Im Jahr 1950 betrug die indische Bevölkerung 359 Millionen. Heute sind es 1.369 Millionen. Im Jahr 2050 dürften es 1.659 Millionen sein. Die Bevölkerungsexplosion aber sagt nichts aus über den wahren Schrecken der Realität. Die gebildetsten und intelligentesten Inder wandern typischerweise aus, um im Ausland zu arbeiten, und sie haben darüber hinaus auch weniger oder gar keine Kinder.

Der Anteil der bildungsfernen Unterschicht steigt daher weiterhin in zuverlässiger Weise, während der Anteil der intelligenten Menschen in der gesamten Gesellschaft stetig abnimmt. All dies, unterstützt durch die linke Sozial- und Förderpolitik, hat den indischen Staat systematisch und rasch in einen Zustand versetzt, den man nur noch als hirntot bezeichnen kann.

Die Dritte Welt fühlt sich wohl in ihrem Opferstatus. Das christliche Prinzip der Sünde und die Gesinnungsethik der westlichen Linken haben diese Entwicklung gefördert. Denn es raubt der Dritten Welt jede Gelegenheit für eine sinnvolle Selbstreflexion, und so versinkt sie immer weiter in ihrem eigenen Sumpf; es ist eine Regression zurück ins Mittelalter.
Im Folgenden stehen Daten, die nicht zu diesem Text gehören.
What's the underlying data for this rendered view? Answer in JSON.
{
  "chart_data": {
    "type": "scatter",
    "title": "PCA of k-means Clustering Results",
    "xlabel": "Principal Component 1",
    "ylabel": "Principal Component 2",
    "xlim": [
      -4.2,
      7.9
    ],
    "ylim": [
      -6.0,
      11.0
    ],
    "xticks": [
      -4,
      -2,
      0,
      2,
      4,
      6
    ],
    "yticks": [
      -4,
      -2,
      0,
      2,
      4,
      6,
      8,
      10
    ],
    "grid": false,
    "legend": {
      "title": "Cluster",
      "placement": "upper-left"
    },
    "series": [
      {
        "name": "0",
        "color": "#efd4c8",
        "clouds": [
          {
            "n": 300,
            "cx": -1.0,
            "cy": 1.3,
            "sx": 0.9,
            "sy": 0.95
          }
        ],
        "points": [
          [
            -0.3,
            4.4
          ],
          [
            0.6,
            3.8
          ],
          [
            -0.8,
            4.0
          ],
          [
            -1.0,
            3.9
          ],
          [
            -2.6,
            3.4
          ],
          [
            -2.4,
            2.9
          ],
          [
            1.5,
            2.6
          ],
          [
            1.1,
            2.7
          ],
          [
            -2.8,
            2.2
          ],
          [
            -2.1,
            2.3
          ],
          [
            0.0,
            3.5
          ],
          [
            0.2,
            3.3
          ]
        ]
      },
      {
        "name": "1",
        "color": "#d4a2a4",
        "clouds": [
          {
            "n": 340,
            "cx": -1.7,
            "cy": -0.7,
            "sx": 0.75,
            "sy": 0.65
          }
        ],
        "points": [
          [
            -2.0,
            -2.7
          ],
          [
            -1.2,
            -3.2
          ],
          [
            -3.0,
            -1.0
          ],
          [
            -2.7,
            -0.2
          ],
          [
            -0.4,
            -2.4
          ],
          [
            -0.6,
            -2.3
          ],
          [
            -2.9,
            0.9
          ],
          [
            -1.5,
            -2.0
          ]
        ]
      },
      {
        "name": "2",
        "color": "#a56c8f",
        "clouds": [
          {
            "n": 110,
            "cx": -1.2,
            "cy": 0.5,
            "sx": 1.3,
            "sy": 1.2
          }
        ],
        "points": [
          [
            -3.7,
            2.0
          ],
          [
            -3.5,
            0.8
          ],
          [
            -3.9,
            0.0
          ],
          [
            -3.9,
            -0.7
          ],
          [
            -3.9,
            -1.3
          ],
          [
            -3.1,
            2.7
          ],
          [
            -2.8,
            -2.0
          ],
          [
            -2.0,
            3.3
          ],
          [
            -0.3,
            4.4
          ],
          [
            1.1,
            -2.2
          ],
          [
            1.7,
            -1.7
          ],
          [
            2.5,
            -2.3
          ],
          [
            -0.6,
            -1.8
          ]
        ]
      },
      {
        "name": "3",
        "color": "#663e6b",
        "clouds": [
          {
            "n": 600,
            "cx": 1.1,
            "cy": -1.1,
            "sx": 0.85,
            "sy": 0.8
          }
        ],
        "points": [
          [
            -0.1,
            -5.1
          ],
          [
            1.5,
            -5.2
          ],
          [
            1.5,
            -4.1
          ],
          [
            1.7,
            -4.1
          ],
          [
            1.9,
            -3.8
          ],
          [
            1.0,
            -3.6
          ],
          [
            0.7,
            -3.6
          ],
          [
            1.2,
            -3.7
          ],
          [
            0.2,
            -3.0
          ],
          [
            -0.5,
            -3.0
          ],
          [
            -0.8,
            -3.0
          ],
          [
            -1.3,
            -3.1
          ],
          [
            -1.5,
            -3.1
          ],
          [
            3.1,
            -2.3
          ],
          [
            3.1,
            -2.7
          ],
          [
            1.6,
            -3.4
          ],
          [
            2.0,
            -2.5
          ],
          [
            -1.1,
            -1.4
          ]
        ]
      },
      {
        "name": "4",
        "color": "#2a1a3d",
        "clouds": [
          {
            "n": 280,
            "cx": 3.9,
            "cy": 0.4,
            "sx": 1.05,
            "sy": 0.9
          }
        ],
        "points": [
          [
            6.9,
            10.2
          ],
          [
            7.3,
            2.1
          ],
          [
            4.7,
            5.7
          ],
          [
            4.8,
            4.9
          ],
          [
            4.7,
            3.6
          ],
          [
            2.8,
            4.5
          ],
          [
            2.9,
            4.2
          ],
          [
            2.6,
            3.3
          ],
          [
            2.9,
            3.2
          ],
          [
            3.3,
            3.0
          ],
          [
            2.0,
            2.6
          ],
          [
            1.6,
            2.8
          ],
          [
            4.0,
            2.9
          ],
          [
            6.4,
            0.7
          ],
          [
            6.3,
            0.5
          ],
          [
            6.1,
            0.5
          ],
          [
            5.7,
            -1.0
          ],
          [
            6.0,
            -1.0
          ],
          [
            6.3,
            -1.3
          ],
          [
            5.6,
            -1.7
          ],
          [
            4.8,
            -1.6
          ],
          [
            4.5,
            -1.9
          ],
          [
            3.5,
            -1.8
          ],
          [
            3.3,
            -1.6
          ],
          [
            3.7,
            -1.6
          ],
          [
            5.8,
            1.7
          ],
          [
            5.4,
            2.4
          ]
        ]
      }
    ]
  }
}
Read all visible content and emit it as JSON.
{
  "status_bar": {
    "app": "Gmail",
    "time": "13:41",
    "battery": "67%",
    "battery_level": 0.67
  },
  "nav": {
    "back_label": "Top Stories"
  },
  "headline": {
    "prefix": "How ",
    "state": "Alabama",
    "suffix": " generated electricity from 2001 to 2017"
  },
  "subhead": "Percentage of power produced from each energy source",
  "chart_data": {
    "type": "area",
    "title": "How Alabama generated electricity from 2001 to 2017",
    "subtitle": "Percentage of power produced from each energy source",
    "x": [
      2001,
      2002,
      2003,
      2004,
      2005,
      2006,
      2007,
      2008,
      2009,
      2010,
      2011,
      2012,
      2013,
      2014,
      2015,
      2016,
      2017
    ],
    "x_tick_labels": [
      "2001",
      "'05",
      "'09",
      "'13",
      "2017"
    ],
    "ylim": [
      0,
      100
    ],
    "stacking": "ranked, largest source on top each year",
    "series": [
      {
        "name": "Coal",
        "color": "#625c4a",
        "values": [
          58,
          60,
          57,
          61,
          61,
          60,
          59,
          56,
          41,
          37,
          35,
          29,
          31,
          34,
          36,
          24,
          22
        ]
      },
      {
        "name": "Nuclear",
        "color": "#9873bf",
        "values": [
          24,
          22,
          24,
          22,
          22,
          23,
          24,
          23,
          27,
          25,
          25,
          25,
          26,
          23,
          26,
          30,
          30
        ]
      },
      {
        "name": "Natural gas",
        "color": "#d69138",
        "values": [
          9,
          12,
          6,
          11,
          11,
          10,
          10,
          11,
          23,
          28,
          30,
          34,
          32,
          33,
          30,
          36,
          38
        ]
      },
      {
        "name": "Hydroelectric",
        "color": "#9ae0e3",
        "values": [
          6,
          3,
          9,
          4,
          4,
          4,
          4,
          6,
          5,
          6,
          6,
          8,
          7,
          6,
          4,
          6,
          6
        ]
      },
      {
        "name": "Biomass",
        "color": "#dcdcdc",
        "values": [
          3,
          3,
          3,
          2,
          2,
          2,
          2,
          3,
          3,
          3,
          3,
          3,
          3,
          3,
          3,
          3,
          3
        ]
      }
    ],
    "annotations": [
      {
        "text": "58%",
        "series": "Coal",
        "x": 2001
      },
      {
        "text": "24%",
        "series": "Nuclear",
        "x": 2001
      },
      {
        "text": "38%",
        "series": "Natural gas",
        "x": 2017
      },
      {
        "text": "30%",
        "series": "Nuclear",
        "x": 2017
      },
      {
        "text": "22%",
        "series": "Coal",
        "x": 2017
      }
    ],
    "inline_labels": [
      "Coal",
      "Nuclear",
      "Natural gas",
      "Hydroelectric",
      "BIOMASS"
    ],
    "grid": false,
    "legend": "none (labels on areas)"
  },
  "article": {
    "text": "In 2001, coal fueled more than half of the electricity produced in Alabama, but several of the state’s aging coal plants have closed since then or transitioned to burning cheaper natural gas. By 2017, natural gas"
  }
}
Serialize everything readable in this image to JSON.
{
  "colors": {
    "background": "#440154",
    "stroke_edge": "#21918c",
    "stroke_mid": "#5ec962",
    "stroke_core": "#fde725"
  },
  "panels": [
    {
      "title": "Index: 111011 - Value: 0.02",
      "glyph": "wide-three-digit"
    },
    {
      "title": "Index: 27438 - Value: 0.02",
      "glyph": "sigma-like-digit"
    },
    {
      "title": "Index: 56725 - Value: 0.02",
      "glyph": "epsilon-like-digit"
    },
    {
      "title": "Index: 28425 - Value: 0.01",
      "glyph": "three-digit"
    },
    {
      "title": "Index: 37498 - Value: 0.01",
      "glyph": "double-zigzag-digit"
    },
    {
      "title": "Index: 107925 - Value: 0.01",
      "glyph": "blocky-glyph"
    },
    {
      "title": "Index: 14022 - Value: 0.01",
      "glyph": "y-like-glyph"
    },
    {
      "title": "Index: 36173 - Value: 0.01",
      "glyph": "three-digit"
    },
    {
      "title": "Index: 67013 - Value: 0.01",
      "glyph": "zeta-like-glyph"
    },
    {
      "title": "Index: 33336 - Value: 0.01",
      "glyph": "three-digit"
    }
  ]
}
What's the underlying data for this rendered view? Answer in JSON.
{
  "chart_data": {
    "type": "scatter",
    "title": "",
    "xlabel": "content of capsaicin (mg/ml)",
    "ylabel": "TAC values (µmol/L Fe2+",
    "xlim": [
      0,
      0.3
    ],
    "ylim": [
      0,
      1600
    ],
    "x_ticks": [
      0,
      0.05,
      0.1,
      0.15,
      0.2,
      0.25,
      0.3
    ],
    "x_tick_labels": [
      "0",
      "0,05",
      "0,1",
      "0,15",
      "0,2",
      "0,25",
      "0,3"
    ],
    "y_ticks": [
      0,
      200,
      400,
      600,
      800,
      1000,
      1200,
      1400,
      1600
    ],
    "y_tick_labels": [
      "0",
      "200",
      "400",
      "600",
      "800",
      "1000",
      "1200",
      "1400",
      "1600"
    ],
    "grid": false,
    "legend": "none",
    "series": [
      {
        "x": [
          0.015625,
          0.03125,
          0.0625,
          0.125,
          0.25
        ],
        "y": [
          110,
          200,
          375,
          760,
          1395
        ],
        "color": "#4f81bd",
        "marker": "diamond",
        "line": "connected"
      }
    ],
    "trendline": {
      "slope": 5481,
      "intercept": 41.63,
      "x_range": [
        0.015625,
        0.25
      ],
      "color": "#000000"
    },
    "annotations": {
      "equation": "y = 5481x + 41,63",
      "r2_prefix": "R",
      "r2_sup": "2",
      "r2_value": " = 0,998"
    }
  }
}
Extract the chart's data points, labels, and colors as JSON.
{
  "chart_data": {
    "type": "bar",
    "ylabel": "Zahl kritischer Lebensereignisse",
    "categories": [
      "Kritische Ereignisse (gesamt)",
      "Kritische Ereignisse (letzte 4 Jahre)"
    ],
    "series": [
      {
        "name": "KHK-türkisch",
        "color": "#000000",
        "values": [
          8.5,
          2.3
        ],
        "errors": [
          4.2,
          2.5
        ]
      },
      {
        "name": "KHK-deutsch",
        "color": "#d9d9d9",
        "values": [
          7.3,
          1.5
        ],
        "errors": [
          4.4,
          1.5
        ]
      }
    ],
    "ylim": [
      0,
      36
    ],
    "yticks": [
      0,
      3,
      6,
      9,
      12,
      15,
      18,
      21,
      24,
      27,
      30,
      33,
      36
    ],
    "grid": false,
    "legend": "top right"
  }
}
Kommende Katastrophen multipliziert mit fünf Milliarden



Wie werden die aktuellen Wahlen in Indien wohl ausgehen? Das ist die falsche Frage, da der Bruch mit der britischen Vergangenheit nun abgeschlossen ist und es keine wirklich gangbaren Option gibt.

Da die Institutionen in Indien immer weiter auseinander fallen - jetzt schneller denn je – ist der Absturz von der Klippe nicht mehr weit entfernt. Indien steht vor einer humanitären Katastrophe. Der ehrliche Blick auf die Dritte Welt verrät, dass deren Zukunft mit Ausnahme von China nichts anderes grotesk sein wird.

Fünf Milliarden Menschen leben in der Dritten Welt. Sollten deren Gesellschaften einmal implodieren angesichts von Institutionen, die ihre Kompetenz und damit Belastungsfähigkeit verloren haben, dann wird es eine humanitäre Katastrophe geben, wie sie die Welt noch nie zuvor erlebt hat.

Ironischerweise erachten die Weltbank und der IWF die Dritte Welt als die Zukunft der Menschheit. Es ist eine Zukunft, die sich nur die politisch Korrektesten ausmalen können, denn jeder Hellsichtige ist sich gewiss: Indien wird leiden.